On a recent Saturday night, my wife and I attended a bar mitzvah at a Long Island restaurant. Our table seating card read Table No. 2, where we were seated with a bunch of strangers including curmudgeons, merry widows and a pair of married folks who looked like they were in their late 50s — about our age.
As there was no prime rib as I had hoped to order, I opted for the salmon filet over the chicken marsala. I am trying to incorporate more fish in my diet — one of my few healthier habits.
Our salad was a plate of leaves: red, green and maroon. I do not eat leaves. What am I, a giraffe? Only twigs and ladybugs were missing from my plate. Why not just serve me a bonzai tree so I could dig in?
As I guzzled some red wine — more healthy food — after joining hands doing a hora and hokey-pokeying, the music the disc jockey played for the rest of the evening was unrecognizable to me. My wife knew Lady Gaga and The Black Eyed Peas. Yes, I had heard of them from the recent Grammys.
But no Beatles, Stones, The Who — even the Back Street Boys are old stuff now. The traditional Village People’s “YMCA” was never played. The party had mostly children attending. I counted three adult tables. Still, I thought some music from my generation would have been appropriate.
There were unfortunately no grandparents of the bar mitzvah boy alive today and no great aunts or uncles either from what I observed. Where were the elderly folks?

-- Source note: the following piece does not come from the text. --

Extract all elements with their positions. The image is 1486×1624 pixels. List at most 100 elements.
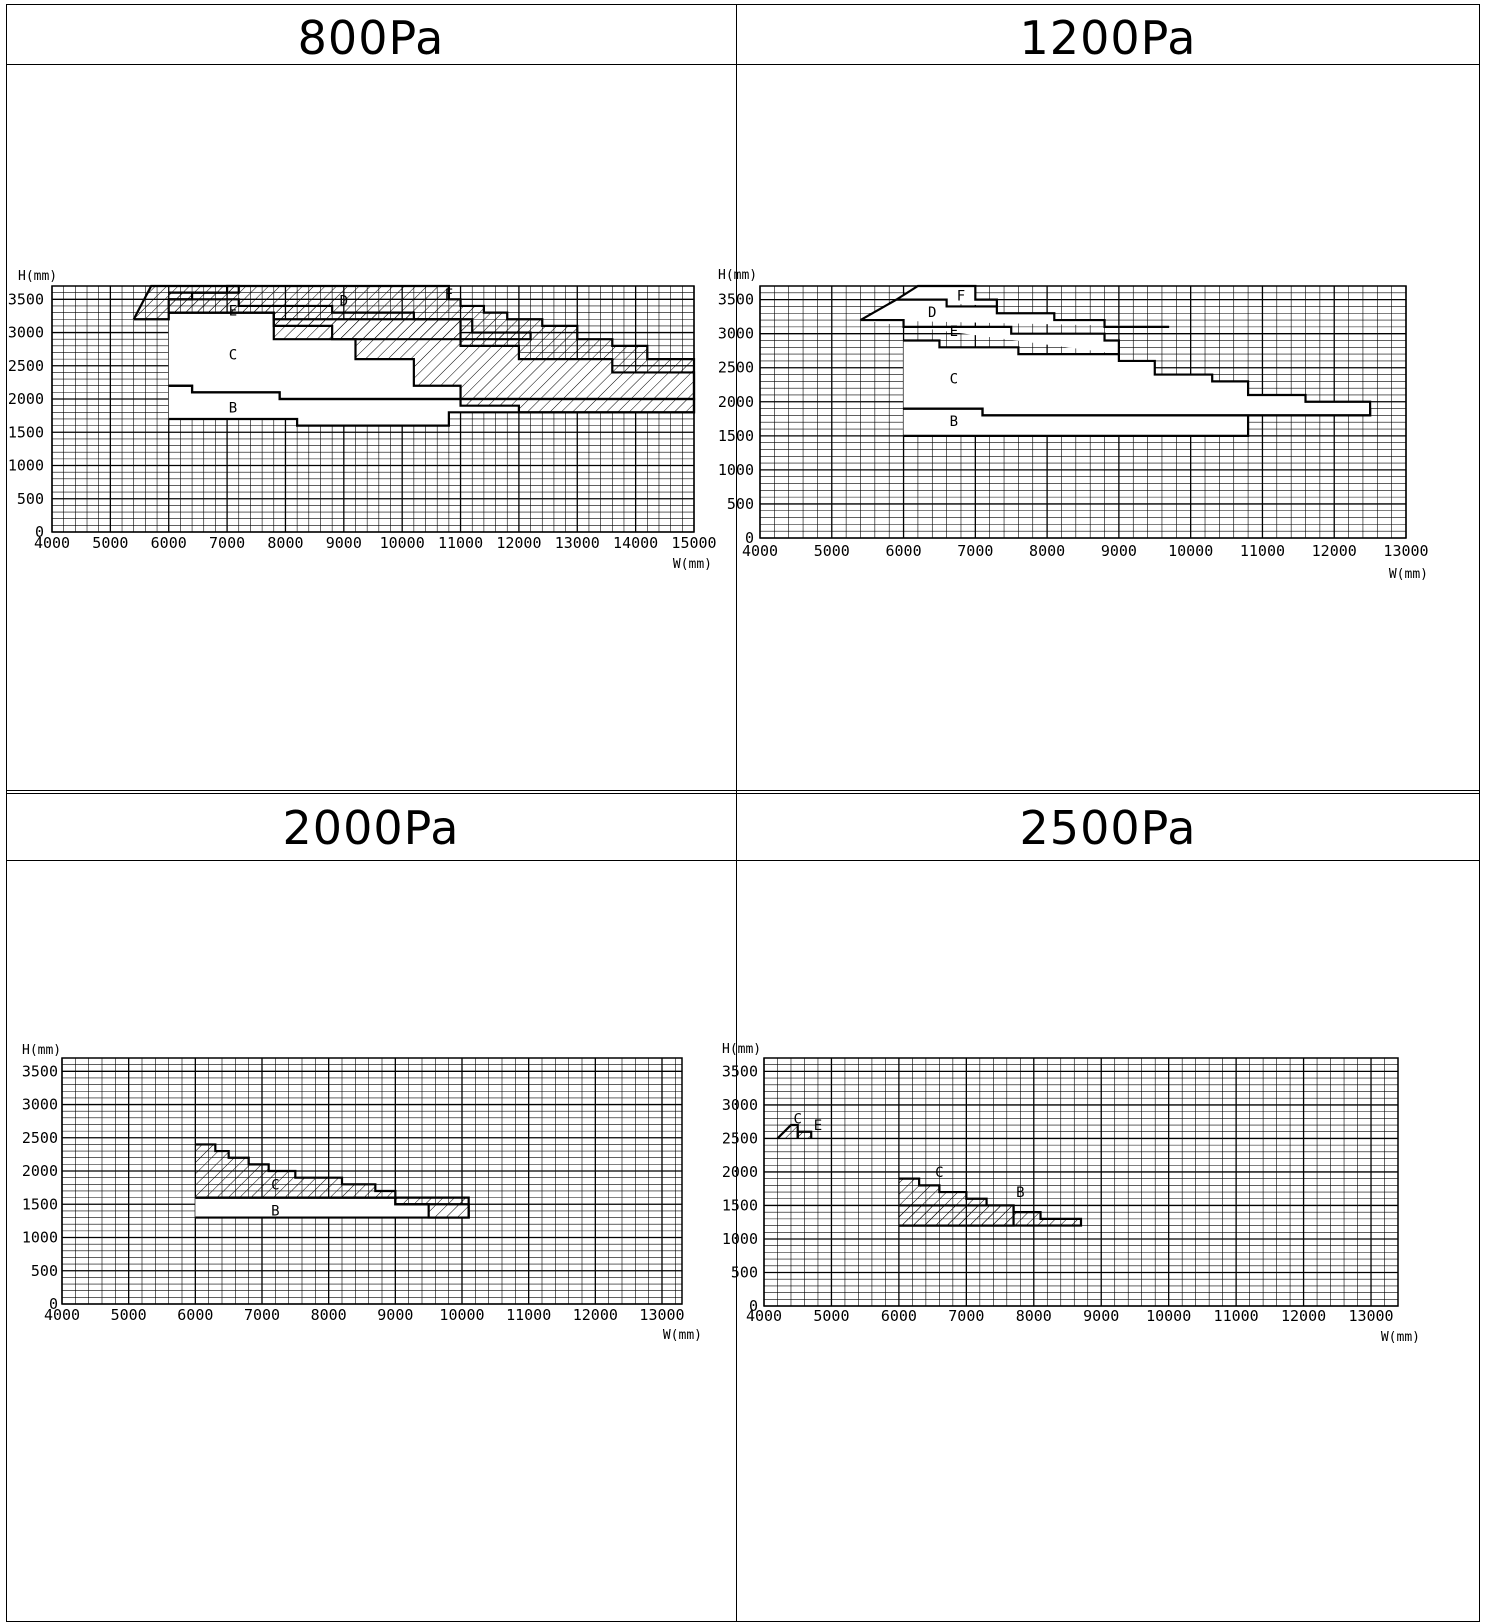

People at my table looked older than me though their kids were in elementary or middle school. Our daughter, unable to attend this gala event, is a junior at an upstate New York university.
Suddenly, the frightening, horrific reality hit me. There was an old folks table and I was sitting at it! That had to be a mistake. What was going on? I must have been at the wrong table. I was not even offered chicken nuggets or spaghetti. I cannot believe I enjoyed the salmon.